Sensitive Quantification of Cyclic Citrullinated Peptide Using Metal-Enhanced Fluorescence Nanoparticles

Abstract

Rheumatoid arthritis (RA) is a chronic autoimmune disease, which causes severe damage to the joints and leads to serious mobility impairment. Because there are many complications of RA, it is important to make a correct diagnosis and start treatment before significant joint damage progress. One of the most useful biomarker for early diagnostics of RA is anti-cyclic citrullinated peptide antibodies (anti-CCP). These are considered highly specific for RA in comparison with Rheumatoid Factor (RF), so that the required test systems have been continuously optimized in the past years. Currently, enzyme-linked immunosorbent assay (ELISA) is a conventional method for anti-CCP detection. Although ELISA is a convenient technology, poor limit of detection (~25 U/mL) and high background noise remain problems.

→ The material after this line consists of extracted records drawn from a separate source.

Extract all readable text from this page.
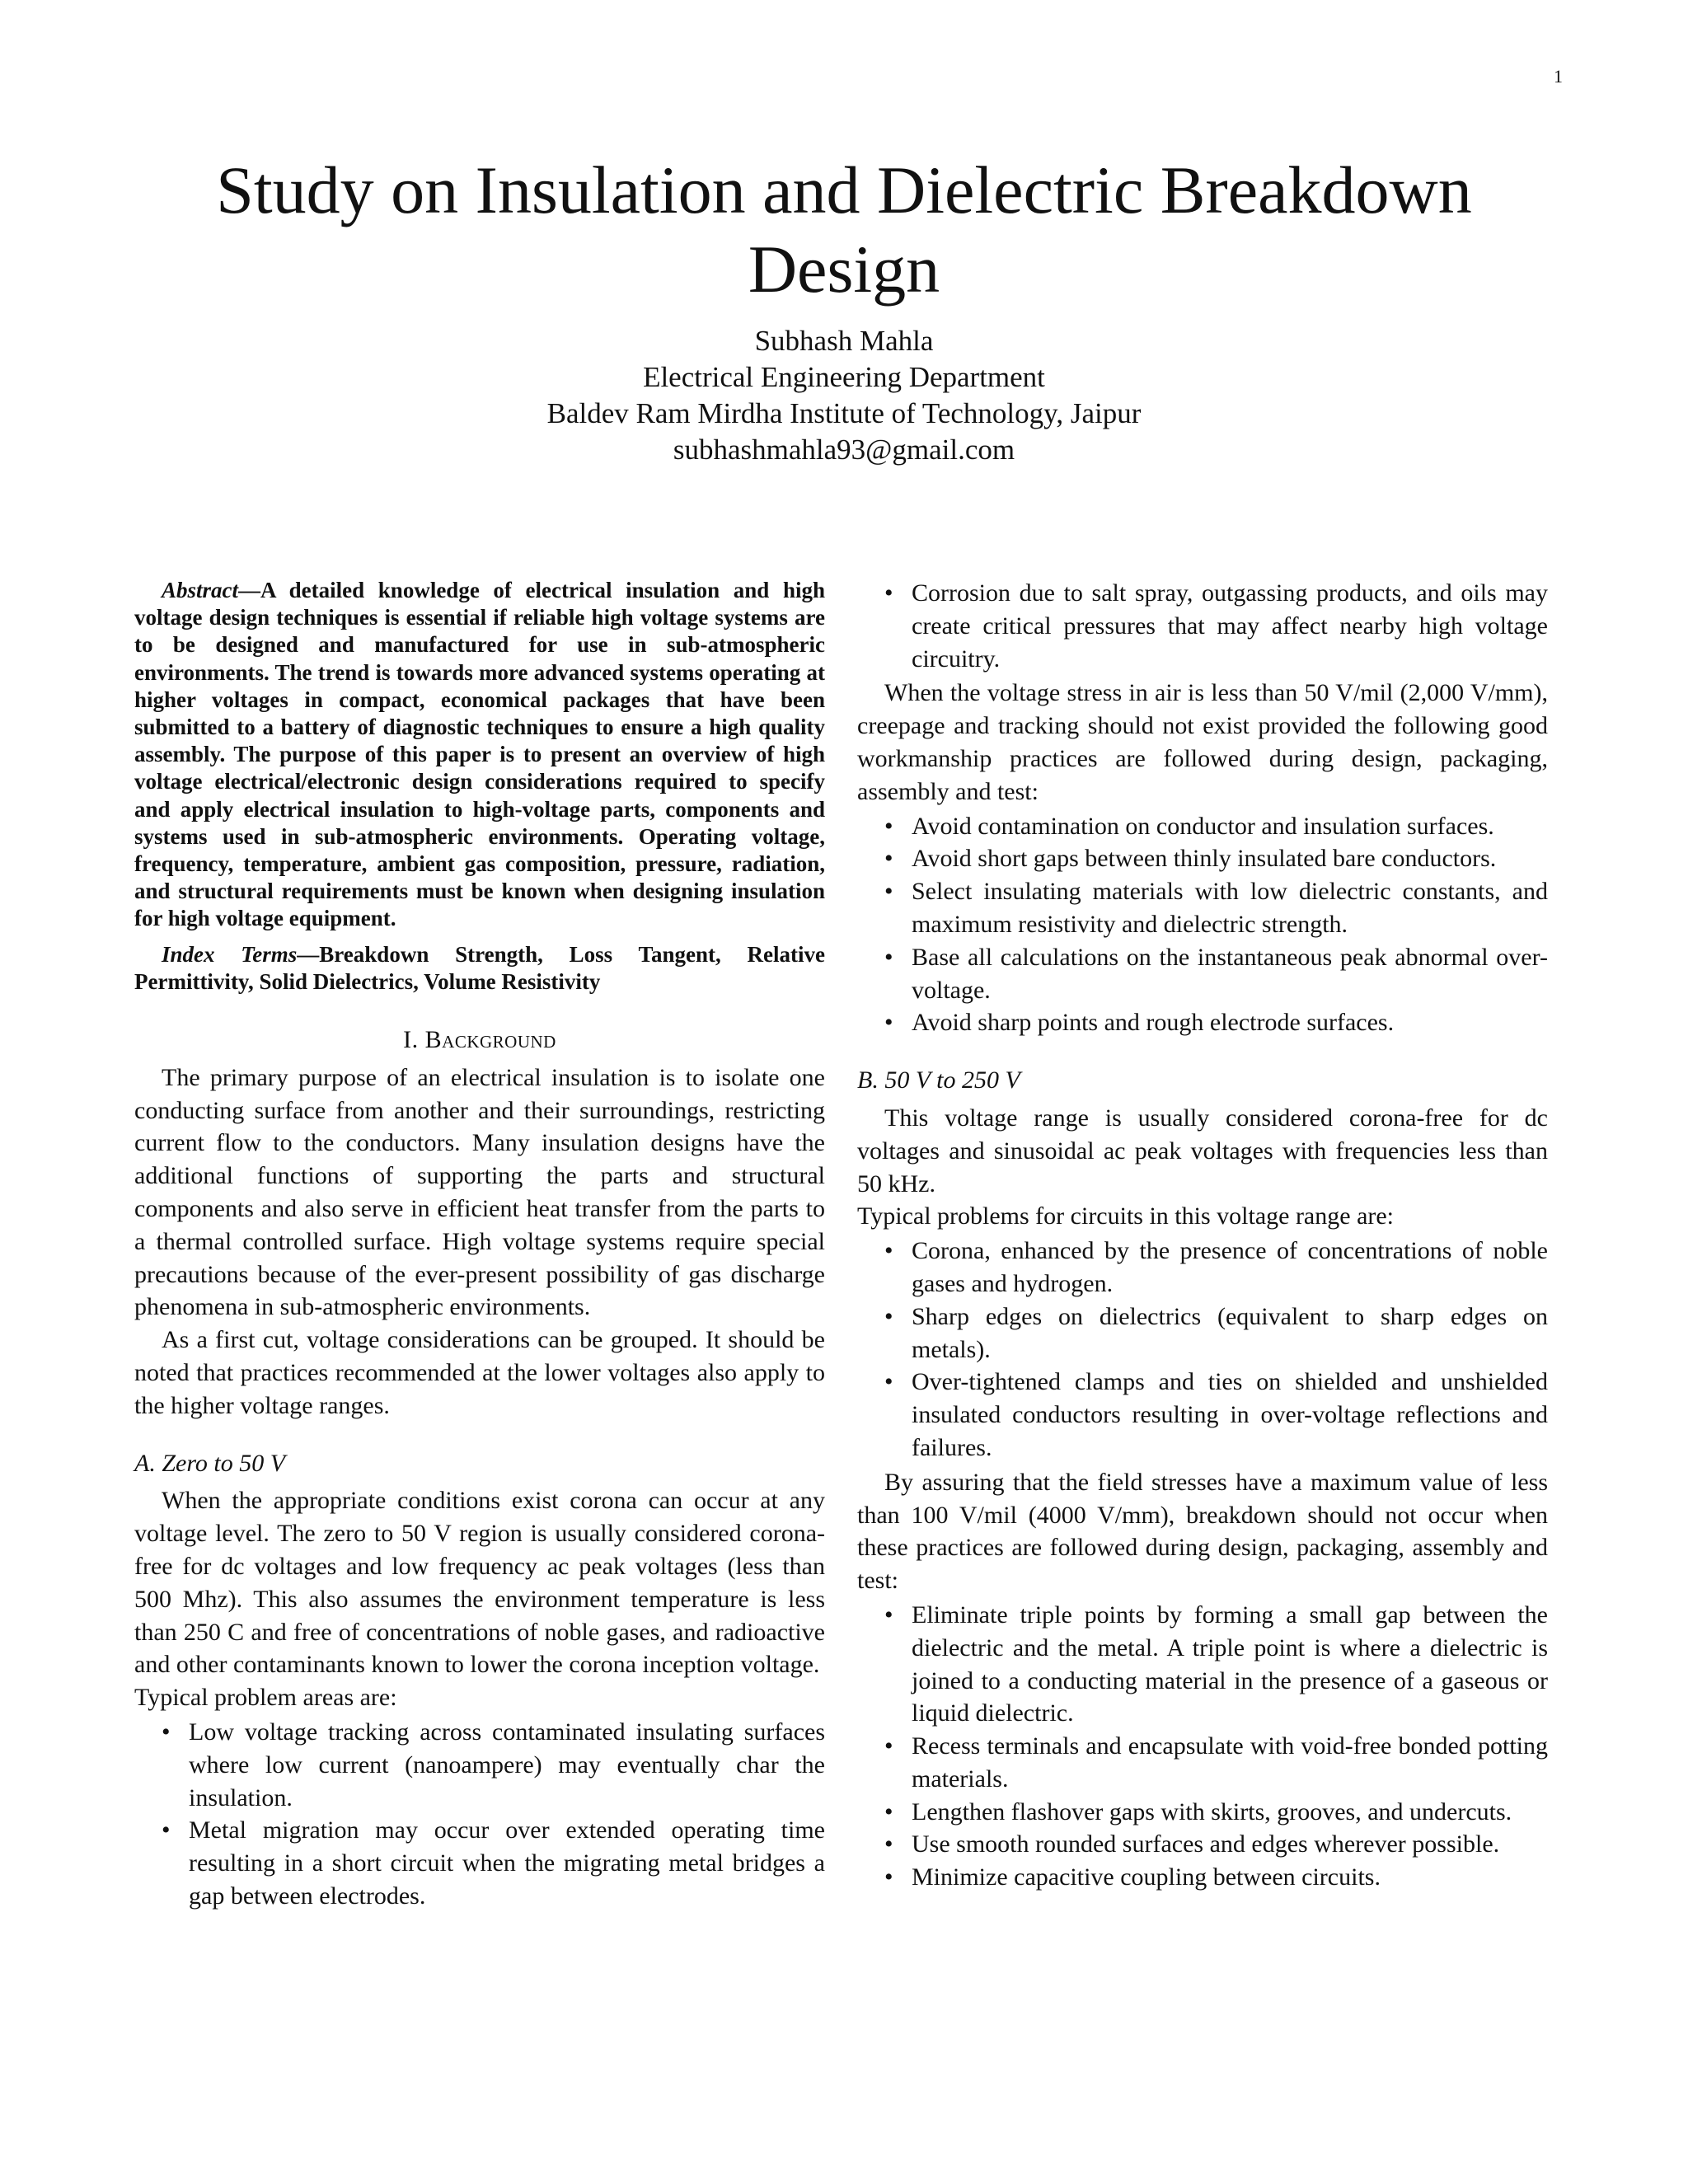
1
Study on Insulation and Dielectric Breakdown Design
Subhash Mahla
Electrical Engineering Department
Baldev Ram Mirdha Institute of Technology, Jaipur
subhashmahla93@gmail.com

Abstract—A detailed knowledge of electrical insulation and high voltage design techniques is essential if reliable high voltage systems are to be designed and manufactured for use in sub-atmospheric environments. The trend is towards more advanced systems operating at higher voltages in compact, economical packages that have been submitted to a battery of diagnostic techniques to ensure a high quality assembly. The purpose of this paper is to present an overview of high voltage electrical/electronic design considerations required to specify and apply electrical insulation to high-voltage parts, components and systems used in sub-atmospheric environments. Operating voltage, frequency, temperature, ambient gas composition, pressure, radiation, and structural requirements must be known when designing insulation for high voltage equipment.

Index Terms—Breakdown Strength, Loss Tangent, Relative Permittivity, Solid Dielectrics, Volume Resistivity

I. Background

The primary purpose of an electrical insulation is to isolate one conducting surface from another and their surroundings, restricting current flow to the conductors. Many insulation designs have the additional functions of supporting the parts and structural components and also serve in efficient heat transfer from the parts to a thermal controlled surface. High voltage systems require special precautions because of the ever-present possibility of gas discharge phenomena in sub-atmospheric environments.

As a first cut, voltage considerations can be grouped. It should be noted that practices recommended at the lower voltages also apply to the higher voltage ranges.

A. Zero to 50 V

When the appropriate conditions exist corona can occur at any voltage level. The zero to 50 V region is usually considered corona-free for dc voltages and low frequency ac peak voltages (less than 500 Mhz). This also assumes the environment temperature is less than 250 C and free of concentrations of noble gases, and radioactive and other contaminants known to lower the corona inception voltage.

Typical problem areas are:

• Low voltage tracking across contaminated insulating surfaces where low current (nanoampere) may eventually char the insulation.
• Metal migration may occur over extended operating time resulting in a short circuit when the migrating metal bridges a gap between electrodes.
• Corrosion due to salt spray, outgassing products, and oils may create critical pressures that may affect nearby high voltage circuitry.

When the voltage stress in air is less than 50 V/mil (2,000 V/mm), creepage and tracking should not exist provided the following good workmanship practices are followed during design, packaging, assembly and test:

• Avoid contamination on conductor and insulation surfaces.
• Avoid short gaps between thinly insulated bare conductors.
• Select insulating materials with low dielectric constants, and maximum resistivity and dielectric strength.
• Base all calculations on the instantaneous peak abnormal over-voltage.
• Avoid sharp points and rough electrode surfaces.
B. 50 V to 250 V

This voltage range is usually considered corona-free for dc voltages and sinusoidal ac peak voltages with frequencies less than 50 kHz.

Typical problems for circuits in this voltage range are:

• Corona, enhanced by the presence of concentrations of noble gases and hydrogen.
• Sharp edges on dielectrics (equivalent to sharp edges on metals).
• Over-tightened clamps and ties on shielded and unshielded insulated conductors resulting in over-voltage reflections and failures.

By assuring that the field stresses have a maximum value of less than 100 V/mil (4000 V/mm), breakdown should not occur when these practices are followed during design, packaging, assembly and test:

• Eliminate triple points by forming a small gap between the dielectric and the metal. A triple point is where a dielectric is joined to a conducting material in the presence of a gaseous or liquid dielectric.
• Recess terminals and encapsulate with void-free bonded potting materials.
• Lengthen flashover gaps with skirts, grooves, and undercuts.
• Use smooth rounded surfaces and edges wherever possible.
• Minimize capacitive coupling between circuits.
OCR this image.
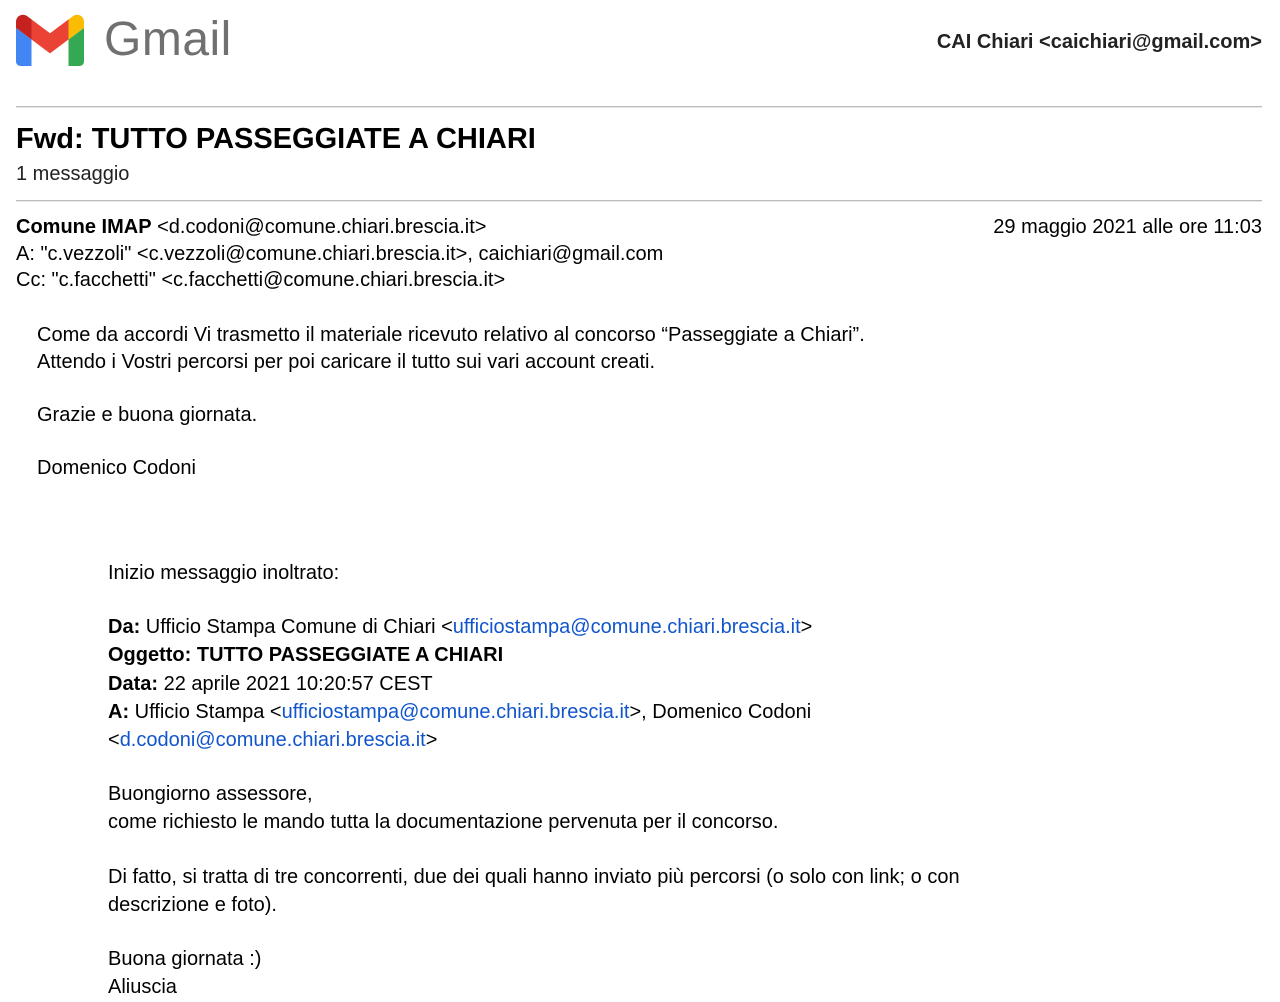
Gmail	CAI Chiari <caichiari@gmail.com>
Fwd: TUTTO PASSEGGIATE A CHIARI
1 messaggio
Comune IMAP <d.codoni@comune.chiari.brescia.it>	29 maggio 2021 alle ore 11:03
A: "c.vezzoli" <c.vezzoli@comune.chiari.brescia.it>, caichiari@gmail.com
Cc: "c.facchetti" <c.facchetti@comune.chiari.brescia.it>
Come da accordi Vi trasmetto il materiale ricevuto relativo al concorso “Passeggiate a Chiari”.
Attendo i Vostri percorsi per poi caricare il tutto sui vari account creati.
Grazie e buona giornata.
Domenico Codoni
Inizio messaggio inoltrato:
Da: Ufficio Stampa Comune di Chiari <ufficiostampa@comune.chiari.brescia.it>
Oggetto: TUTTO PASSEGGIATE A CHIARI
Data: 22 aprile 2021 10:20:57 CEST
A: Ufficio Stampa <ufficiostampa@comune.chiari.brescia.it>, Domenico Codoni
<d.codoni@comune.chiari.brescia.it>
Buongiorno assessore,
come richiesto le mando tutta la documentazione pervenuta per il concorso.
Di fatto, si tratta di tre concorrenti, due dei quali hanno inviato più percorsi (o solo con link; o con
descrizione e foto).
Buona giornata :)
Aliuscia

Here-in, I have improved the sensitivity using metal-enhanced fluorescence nanoparticles and microarrays on dendron modified surface. In this work, I suggested new approaches for enhanced analysis of anti-CCP by introducing metal-enhanced fluorescence (MEF) nanoparticles to the microarray platform. To detect anti-CCP, I immobilized CCP peptide on dendron-coated glass slide and used fluorescence labeled anti-human antibody. Additionally, commercially available fluorescence enhanced polystyrene beads have been applied to the microarray system. In the system MEF nanoparticles resulted in 3 to 5 times higher fluorescence intensity than a typical dye Cy5 and lowered the detection limit to 10 U/mL. For polystyrene beads, signal intensity was 7 times higher than Cy5 and the limit of detection was 5 U/mL. This approach is expected to be a useful tool for early RA diagnosis that can detect low concentration of anti-CCP.